“Wait till tomorrow,” Covey barked. “It’s still the Sabbath.”

“Yes, sir,” said Fred, and disappeared around the house. Amelia bent over her flowers.

A thought was breaking through the thick layers of Covey’s brain. Damned if that fresh nigger didn’t sound just like one of those city slickers! The way he had measured that opening! I’ll bet he can figure!

It was a staggering thought and struck him unprepared. Full on like that, it was monstrous. But when the first shock had passed—when the ripples sort of spread out—he calmed down and began to cogitate.
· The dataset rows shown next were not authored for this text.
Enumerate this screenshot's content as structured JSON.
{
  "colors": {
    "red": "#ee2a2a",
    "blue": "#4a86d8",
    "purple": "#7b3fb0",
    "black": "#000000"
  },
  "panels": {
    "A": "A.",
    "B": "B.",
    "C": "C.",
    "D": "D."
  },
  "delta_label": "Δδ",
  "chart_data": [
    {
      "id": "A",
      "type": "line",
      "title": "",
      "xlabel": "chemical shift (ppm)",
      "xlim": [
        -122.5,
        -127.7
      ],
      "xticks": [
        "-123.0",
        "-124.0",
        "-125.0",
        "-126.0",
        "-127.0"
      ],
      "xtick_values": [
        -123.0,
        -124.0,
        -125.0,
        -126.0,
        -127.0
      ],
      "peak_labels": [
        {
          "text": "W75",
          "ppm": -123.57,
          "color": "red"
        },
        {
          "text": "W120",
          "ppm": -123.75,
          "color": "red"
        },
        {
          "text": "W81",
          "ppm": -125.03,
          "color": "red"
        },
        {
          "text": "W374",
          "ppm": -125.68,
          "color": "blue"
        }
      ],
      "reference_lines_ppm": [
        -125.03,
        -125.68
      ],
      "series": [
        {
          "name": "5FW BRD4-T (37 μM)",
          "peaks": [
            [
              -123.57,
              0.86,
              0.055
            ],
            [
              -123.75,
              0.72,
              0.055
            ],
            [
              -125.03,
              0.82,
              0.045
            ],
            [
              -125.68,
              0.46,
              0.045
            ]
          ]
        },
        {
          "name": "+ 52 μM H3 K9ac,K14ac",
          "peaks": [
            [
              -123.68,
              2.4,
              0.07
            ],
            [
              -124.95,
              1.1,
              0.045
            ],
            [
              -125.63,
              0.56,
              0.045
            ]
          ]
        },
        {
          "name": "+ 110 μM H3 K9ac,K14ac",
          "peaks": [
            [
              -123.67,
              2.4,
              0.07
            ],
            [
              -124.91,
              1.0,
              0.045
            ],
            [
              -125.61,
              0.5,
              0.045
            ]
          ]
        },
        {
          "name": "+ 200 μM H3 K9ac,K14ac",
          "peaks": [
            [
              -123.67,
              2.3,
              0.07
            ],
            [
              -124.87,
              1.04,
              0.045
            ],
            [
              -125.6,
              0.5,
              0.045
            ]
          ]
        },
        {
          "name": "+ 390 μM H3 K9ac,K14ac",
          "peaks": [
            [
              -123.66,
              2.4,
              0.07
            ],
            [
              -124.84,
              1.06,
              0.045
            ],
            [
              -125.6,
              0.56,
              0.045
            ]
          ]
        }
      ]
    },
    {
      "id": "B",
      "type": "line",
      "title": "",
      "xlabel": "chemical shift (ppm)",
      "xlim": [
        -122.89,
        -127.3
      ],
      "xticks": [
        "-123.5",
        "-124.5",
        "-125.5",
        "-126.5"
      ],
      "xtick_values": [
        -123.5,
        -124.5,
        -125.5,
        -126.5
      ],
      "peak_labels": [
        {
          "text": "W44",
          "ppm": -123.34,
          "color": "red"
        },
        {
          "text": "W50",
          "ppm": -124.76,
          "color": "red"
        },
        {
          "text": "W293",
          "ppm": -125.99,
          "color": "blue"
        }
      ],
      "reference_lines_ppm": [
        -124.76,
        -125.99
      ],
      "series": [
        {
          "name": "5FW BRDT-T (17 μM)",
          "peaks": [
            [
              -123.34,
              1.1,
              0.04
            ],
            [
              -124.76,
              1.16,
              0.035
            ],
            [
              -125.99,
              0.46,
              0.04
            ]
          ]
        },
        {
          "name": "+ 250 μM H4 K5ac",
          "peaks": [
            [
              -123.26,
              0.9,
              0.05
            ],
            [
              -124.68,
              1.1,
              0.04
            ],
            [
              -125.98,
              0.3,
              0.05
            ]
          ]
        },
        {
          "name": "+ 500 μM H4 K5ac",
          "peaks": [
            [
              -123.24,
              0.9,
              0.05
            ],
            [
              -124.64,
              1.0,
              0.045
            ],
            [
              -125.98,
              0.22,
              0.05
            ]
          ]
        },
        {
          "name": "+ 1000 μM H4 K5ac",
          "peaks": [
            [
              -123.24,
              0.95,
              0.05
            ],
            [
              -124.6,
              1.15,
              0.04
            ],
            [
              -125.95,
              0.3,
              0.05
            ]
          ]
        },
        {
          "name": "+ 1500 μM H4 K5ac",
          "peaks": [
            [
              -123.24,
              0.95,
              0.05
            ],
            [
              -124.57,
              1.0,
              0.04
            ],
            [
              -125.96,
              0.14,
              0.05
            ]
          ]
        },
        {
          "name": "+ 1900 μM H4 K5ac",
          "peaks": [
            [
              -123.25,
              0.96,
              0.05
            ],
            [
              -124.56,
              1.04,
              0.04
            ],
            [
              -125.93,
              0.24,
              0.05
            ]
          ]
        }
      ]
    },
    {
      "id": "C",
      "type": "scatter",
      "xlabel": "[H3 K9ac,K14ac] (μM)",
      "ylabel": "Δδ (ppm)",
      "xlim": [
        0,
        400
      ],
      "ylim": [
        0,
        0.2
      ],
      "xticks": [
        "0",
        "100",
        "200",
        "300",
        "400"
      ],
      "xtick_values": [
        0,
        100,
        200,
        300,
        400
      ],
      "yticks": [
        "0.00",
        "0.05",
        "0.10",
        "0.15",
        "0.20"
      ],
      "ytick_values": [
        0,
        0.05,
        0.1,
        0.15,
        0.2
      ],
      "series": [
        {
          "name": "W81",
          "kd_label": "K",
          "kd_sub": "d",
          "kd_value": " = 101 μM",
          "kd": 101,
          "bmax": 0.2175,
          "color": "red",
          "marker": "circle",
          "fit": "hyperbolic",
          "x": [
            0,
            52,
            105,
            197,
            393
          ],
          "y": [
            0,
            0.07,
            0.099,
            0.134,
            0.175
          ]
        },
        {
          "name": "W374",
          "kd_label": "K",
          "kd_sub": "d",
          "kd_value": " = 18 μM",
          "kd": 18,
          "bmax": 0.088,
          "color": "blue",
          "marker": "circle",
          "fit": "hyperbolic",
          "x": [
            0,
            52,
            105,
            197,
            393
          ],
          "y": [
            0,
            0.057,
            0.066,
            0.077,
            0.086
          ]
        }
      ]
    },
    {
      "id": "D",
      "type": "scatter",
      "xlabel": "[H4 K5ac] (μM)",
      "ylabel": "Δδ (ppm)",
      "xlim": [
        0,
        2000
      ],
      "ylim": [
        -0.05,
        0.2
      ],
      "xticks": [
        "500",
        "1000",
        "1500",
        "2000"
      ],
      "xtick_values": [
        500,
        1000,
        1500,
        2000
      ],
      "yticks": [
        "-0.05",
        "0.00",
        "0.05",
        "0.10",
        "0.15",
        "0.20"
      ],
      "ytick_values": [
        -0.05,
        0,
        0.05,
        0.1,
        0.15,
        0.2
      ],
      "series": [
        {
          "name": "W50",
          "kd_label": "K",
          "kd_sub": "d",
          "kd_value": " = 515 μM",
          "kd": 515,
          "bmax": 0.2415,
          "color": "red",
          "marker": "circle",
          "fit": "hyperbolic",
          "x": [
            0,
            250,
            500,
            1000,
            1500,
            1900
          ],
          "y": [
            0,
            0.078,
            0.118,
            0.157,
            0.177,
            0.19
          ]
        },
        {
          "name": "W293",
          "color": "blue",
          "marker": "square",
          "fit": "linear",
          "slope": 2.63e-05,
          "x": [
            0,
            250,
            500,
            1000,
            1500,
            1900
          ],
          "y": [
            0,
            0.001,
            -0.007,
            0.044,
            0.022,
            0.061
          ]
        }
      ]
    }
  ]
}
He went back over what Captain Auld had said—how the buck had been ruined by the Captain’s city kin, coddled and taught to read until he was too smart for his own or anybody else’s good.

“Take it out of him!” Captain Auld had stormed. “Break him!”

And he had promised he would. Well!

Covey was so still that Lucy, coming to the door and peeping out, thought he was dozing. She went away shaking her head. Poor Mr. Covey! He’s not himself these days.

He was turning it over in his mind, weighing it. Really big plantations all had some smart niggers on them, niggers who could work with tools, niggers who could measure and figure, even buy and sell. Naturally he hated such niggers when he came across them in town, often as not riding sleek, black horses. But having one on your own plantation was different. Like having a darky preacher around, like being a Colonel in a great white plantation house with a rolling green and big trees.

The last faint streaks of color faded from the sky. For a little while the tall pines in the distance loomed blade against soft gray. Then they faded, and overhead the stars came out.